I tried everything: lice shampoo, lice mousse, even a comb that zaps the lice with electricity. The infestation finally ended after we used a prescription lice shampoo.
Nasty stuff.
As @anon29537550 mentioned, most of the chemical solutions no longer work. You need to physically remove them.
Conditioner (preferably white, it’s helps to see) and nit combing. Apply conditioner, rub in and let sit for at least 10 minutes, then nit comb. Every other day for 3 weeks or more. Plan for an hour a head.
It’s a huge pain and a ton of time.
There are places that professionally comb heads too. Plan on about 45 minutes a head with them, 3 in two hours perhaps. They’re not cheap. But, they they’re much better at it, since they do it all the time, then someone just starting themselves. They’ll give you a huge head start and make it less likely that missing a few will mean they’re not eliminated.

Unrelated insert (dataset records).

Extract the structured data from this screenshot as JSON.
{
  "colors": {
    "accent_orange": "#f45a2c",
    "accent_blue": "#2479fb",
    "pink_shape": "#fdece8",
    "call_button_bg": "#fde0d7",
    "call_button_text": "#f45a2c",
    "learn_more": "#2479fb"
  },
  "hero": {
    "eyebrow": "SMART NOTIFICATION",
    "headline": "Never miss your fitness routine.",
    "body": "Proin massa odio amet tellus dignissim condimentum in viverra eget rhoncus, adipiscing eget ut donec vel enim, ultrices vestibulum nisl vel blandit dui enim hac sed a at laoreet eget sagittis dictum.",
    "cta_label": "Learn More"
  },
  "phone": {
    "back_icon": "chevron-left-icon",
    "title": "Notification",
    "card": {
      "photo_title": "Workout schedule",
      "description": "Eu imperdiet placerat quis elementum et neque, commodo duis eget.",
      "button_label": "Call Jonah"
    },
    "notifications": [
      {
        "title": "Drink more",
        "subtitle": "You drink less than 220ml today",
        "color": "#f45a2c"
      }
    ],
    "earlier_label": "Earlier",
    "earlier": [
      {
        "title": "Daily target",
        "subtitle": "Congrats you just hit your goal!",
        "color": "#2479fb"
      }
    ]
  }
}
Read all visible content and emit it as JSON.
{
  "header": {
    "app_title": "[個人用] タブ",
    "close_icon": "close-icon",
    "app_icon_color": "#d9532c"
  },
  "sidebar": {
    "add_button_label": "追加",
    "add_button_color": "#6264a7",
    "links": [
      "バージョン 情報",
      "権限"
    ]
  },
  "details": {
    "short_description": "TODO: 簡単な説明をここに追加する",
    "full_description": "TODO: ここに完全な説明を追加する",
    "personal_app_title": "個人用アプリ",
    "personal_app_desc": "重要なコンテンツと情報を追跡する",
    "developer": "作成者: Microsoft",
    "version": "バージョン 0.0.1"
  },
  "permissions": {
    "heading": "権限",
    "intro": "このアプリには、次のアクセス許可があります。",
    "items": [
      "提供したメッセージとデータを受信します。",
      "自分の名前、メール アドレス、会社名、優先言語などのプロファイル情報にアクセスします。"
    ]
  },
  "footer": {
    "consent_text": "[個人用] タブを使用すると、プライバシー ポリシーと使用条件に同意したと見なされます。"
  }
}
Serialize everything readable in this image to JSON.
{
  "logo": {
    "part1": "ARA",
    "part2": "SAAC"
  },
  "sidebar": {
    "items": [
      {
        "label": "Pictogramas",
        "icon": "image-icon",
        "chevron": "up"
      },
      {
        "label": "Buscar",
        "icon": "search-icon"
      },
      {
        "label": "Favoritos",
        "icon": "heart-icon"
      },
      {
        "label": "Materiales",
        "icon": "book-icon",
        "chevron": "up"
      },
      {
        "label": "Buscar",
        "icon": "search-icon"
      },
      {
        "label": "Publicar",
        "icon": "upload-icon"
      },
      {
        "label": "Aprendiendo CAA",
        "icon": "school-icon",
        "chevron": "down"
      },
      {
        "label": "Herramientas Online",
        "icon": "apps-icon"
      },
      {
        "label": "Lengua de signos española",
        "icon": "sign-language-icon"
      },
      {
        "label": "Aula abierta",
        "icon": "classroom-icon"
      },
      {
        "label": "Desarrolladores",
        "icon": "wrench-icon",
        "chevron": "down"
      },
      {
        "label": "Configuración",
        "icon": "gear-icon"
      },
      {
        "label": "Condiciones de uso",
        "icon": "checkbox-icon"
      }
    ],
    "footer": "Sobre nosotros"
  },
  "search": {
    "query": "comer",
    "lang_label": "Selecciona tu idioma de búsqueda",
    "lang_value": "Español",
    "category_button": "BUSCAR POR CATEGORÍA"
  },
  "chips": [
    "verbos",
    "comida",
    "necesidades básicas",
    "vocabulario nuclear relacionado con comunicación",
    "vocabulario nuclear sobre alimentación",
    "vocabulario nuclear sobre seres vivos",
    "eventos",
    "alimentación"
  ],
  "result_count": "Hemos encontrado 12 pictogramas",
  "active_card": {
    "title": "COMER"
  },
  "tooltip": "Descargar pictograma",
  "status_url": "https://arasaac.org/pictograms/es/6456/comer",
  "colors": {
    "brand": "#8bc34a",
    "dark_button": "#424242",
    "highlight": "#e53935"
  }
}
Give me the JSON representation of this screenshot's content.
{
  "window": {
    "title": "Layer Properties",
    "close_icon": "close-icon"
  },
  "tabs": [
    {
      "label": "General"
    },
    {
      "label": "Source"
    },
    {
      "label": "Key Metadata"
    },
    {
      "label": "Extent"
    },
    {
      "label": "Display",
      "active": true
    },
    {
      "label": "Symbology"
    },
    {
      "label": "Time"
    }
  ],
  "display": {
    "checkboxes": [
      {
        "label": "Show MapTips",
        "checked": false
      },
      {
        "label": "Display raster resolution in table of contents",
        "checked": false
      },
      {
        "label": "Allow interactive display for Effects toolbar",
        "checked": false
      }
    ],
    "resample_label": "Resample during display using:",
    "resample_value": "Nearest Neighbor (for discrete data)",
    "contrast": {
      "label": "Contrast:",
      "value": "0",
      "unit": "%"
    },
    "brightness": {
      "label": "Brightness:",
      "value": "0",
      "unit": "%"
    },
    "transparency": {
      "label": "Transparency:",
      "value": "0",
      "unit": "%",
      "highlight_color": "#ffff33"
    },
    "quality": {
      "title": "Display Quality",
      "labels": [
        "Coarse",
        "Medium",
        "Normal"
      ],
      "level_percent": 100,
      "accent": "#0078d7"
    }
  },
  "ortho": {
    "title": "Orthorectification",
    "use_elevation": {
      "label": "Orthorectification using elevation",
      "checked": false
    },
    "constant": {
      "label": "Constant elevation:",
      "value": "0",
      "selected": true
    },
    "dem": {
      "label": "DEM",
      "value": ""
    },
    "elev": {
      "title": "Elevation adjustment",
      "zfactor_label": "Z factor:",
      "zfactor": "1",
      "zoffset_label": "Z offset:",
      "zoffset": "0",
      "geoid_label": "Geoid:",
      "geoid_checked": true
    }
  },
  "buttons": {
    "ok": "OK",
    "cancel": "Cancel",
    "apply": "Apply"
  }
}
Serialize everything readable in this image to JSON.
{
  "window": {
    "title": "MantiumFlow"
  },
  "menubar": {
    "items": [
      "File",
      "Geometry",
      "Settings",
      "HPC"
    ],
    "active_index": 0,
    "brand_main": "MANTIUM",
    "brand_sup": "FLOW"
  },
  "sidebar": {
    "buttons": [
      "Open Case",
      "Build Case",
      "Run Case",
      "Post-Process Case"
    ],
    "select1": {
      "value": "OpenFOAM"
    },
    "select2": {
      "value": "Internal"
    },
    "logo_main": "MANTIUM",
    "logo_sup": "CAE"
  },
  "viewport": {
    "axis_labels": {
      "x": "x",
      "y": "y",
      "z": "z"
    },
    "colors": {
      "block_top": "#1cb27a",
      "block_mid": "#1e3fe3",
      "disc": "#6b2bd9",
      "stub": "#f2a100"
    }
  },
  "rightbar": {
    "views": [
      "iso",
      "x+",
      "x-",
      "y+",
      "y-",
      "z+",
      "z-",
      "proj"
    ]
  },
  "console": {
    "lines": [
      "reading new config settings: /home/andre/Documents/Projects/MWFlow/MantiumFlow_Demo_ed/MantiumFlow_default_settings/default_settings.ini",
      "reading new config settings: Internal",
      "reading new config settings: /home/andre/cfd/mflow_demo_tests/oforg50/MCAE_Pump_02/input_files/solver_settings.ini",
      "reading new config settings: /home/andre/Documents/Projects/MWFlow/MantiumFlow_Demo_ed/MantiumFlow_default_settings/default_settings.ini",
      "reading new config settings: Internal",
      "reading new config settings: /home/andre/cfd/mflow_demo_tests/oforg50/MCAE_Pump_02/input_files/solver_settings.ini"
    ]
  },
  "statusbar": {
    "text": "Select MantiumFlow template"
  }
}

This exercise will also give you a whole new perspective on the etymology of the term “nit-picking.” It is an exhausting and frustrating exercise which we would gladly have outsourced had it been an option in our area when my daughter got them. As it played out, it was merely further evidence that my long-suffering wife deserves to be nominated for sainthood, or at least a peace prize or something.
We went through two rounds. What worked was the constant vigilance and the combing every other night.
On a side note, a month or so later, we spent a vacation at a lakeside cottage, and my daughter said that she said she thought the lice was back. Turns out a week at the beach swimming instead of bathing can make your head a bit itchy too.